What Can Go Wrong (Spoiler: Nothing Really)

  • If the paper towel sticks to the page: It happens if you use too much water and let it sit too long. Just let it dry completely and peel it off gently. You'll probably get an even cooler texture underneath.
  • If it looks muddy: Your paint was too concentrated or your towel was too saturated. Next time, add more water. But honestly? Muddy pages have their own moody beauty.
  • If you hate it: Paint over it. Collage over it. Turn the page and try again. There's no wrong outcome here.

Why I Love This

There's something so freeing about letting a paper towel do the "art" part. It reminds me that not every mark in my journal needs to come from my hand.

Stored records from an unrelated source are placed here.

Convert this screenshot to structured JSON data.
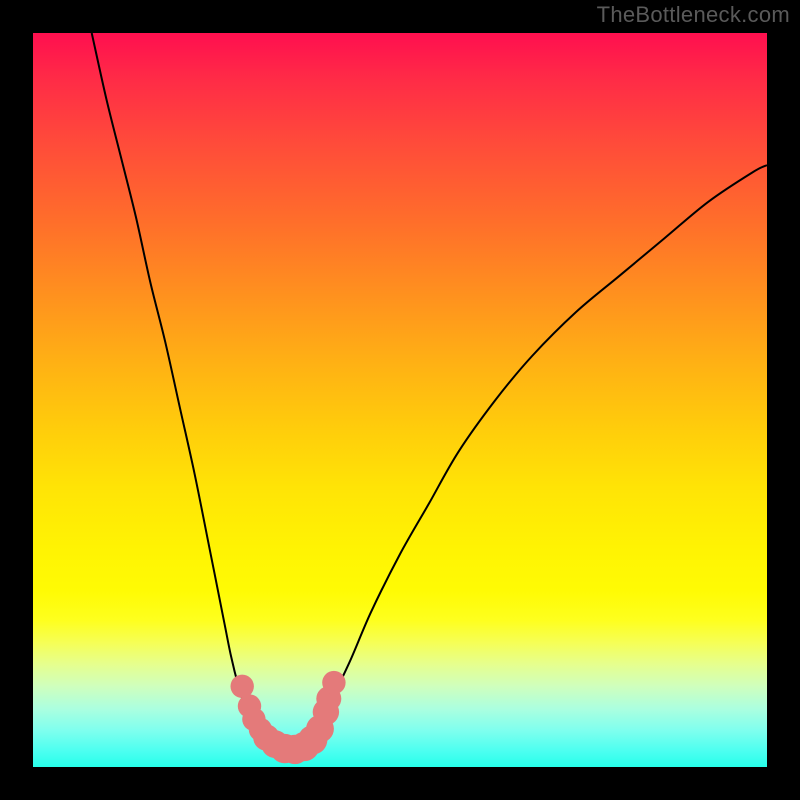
{
  "watermark": "TheBottleneck.com",
  "colors": {
    "frame": "#000000",
    "curve": "#000000",
    "marker": "#e47a7a",
    "gradient_top": "#ff0f4f",
    "gradient_bottom": "#27ffea"
  },
  "chart_data": {
    "type": "line",
    "title": "",
    "xlabel": "",
    "ylabel": "",
    "xlim": [
      0,
      100
    ],
    "ylim": [
      0,
      100
    ],
    "description": "Two black curves descending from opposite sides into a V-shaped minimum near x≈32–40, over a vertical red→green gradient background. Pink rounded markers sit at the bottom of the V.",
    "series": [
      {
        "name": "left-curve",
        "x": [
          8,
          10,
          12,
          14,
          16,
          18,
          20,
          22,
          24,
          26,
          27,
          28,
          29,
          30,
          31,
          32
        ],
        "y": [
          100,
          91,
          83,
          75,
          66,
          58,
          49,
          40,
          30,
          20,
          15,
          11,
          8,
          7,
          6,
          5
        ]
      },
      {
        "name": "right-curve",
        "x": [
          38,
          40,
          43,
          46,
          50,
          54,
          58,
          63,
          68,
          74,
          80,
          86,
          92,
          98,
          100
        ],
        "y": [
          5,
          8,
          14,
          21,
          29,
          36,
          43,
          50,
          56,
          62,
          67,
          72,
          77,
          81,
          82
        ]
      }
    ],
    "markers": {
      "name": "min-markers",
      "points": [
        {
          "x": 28.5,
          "y": 11.0,
          "r": 1.6
        },
        {
          "x": 29.5,
          "y": 8.3,
          "r": 1.6
        },
        {
          "x": 30.1,
          "y": 6.5,
          "r": 1.6
        },
        {
          "x": 31.0,
          "y": 5.1,
          "r": 1.6
        },
        {
          "x": 31.8,
          "y": 4.0,
          "r": 1.8
        },
        {
          "x": 33.0,
          "y": 3.1,
          "r": 1.9
        },
        {
          "x": 34.3,
          "y": 2.5,
          "r": 2.0
        },
        {
          "x": 35.7,
          "y": 2.4,
          "r": 2.0
        },
        {
          "x": 37.0,
          "y": 2.8,
          "r": 2.0
        },
        {
          "x": 38.1,
          "y": 3.7,
          "r": 2.0
        },
        {
          "x": 39.1,
          "y": 5.2,
          "r": 1.9
        },
        {
          "x": 39.9,
          "y": 7.5,
          "r": 1.8
        },
        {
          "x": 40.3,
          "y": 9.3,
          "r": 1.7
        },
        {
          "x": 41.0,
          "y": 11.5,
          "r": 1.6
        }
      ]
    }
  }
}
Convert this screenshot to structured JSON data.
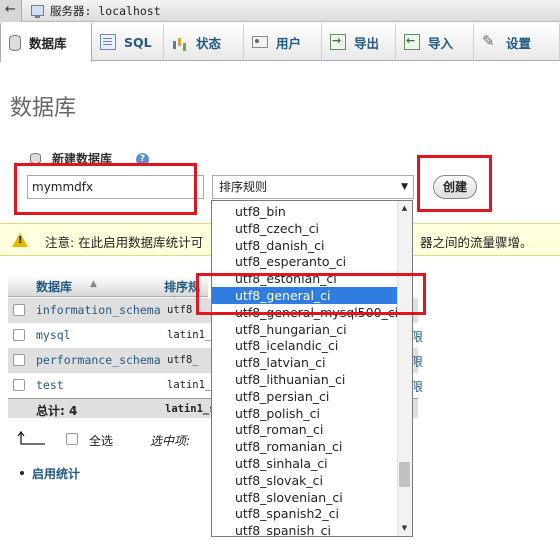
{
  "serverbar": {
    "back_glyph": "←",
    "label": "服务器: localhost"
  },
  "tabs": [
    {
      "label": "数据库",
      "icon": "database-icon"
    },
    {
      "label": "SQL",
      "icon": "sql-icon"
    },
    {
      "label": "状态",
      "icon": "status-icon"
    },
    {
      "label": "用户",
      "icon": "users-icon"
    },
    {
      "label": "导出",
      "icon": "export-icon"
    },
    {
      "label": "导入",
      "icon": "import-icon"
    },
    {
      "label": "设置",
      "icon": "settings-icon"
    }
  ],
  "page_title": "数据库",
  "create": {
    "label": "新建数据库",
    "help_glyph": "?",
    "db_name_value": "mymmdfx",
    "collation_value": "排序规则",
    "create_button": "创建"
  },
  "notice": {
    "icon_glyph": "!",
    "text_left": "注意: 在此启用数据库统计可",
    "text_right": "器之间的流量骤增。"
  },
  "table": {
    "header_db": "数据库",
    "header_collation": "排序规则",
    "sort_glyph": "▲",
    "rows": [
      {
        "name": "information_schema",
        "collation": "utf8",
        "priv": ""
      },
      {
        "name": "mysql",
        "collation": "latin1_",
        "priv": "限"
      },
      {
        "name": "performance_schema",
        "collation": "utf8_",
        "priv": "限"
      },
      {
        "name": "test",
        "collation": "latin1_",
        "priv": "限"
      }
    ],
    "total_label": "总计: 4",
    "total_collation": "latin1_s"
  },
  "bottom": {
    "select_all": "全选",
    "with_selected": "选中项:",
    "enable_stats": "启用统计"
  },
  "dropdown": {
    "selected": "utf8_general_ci",
    "options": [
      "utf8_bin",
      "utf8_czech_ci",
      "utf8_danish_ci",
      "utf8_esperanto_ci",
      "utf8_estonian_ci",
      "utf8_general_ci",
      "utf8_general_mysql500_ci",
      "utf8_hungarian_ci",
      "utf8_icelandic_ci",
      "utf8_latvian_ci",
      "utf8_lithuanian_ci",
      "utf8_persian_ci",
      "utf8_polish_ci",
      "utf8_roman_ci",
      "utf8_romanian_ci",
      "utf8_sinhala_ci",
      "utf8_slovak_ci",
      "utf8_slovenian_ci",
      "utf8_spanish2_ci",
      "utf8_spanish_ci"
    ],
    "scroll_up_glyph": "▲",
    "scroll_down_glyph": "▼"
  },
  "colors": {
    "highlight_red": "#e0161e",
    "selection_blue": "#2f7de1",
    "link_blue": "#235a81",
    "notice_bg": "#ffffdd"
  }
}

I can set up conditions — wet paint, textured surface, pressure — and then let go. What happens is a collaboration between me and physics and chance.

Some of my favorite pages this month started this way. A paper towel texture in the background, a few words written over it, a piece of collage from an old magazine. Simple. Imperfect. Mine.

Your Turn

Go grab a paper towel. Seriously — any paper towel. Mix some color with water and try it on a page you're not precious about. See what happens. There's no wrong result.

If you try this, I'd love to see what texture the universe gives you. Share your page — tag me or just tell me about it in the comments.

Now go make something messy and beautiful.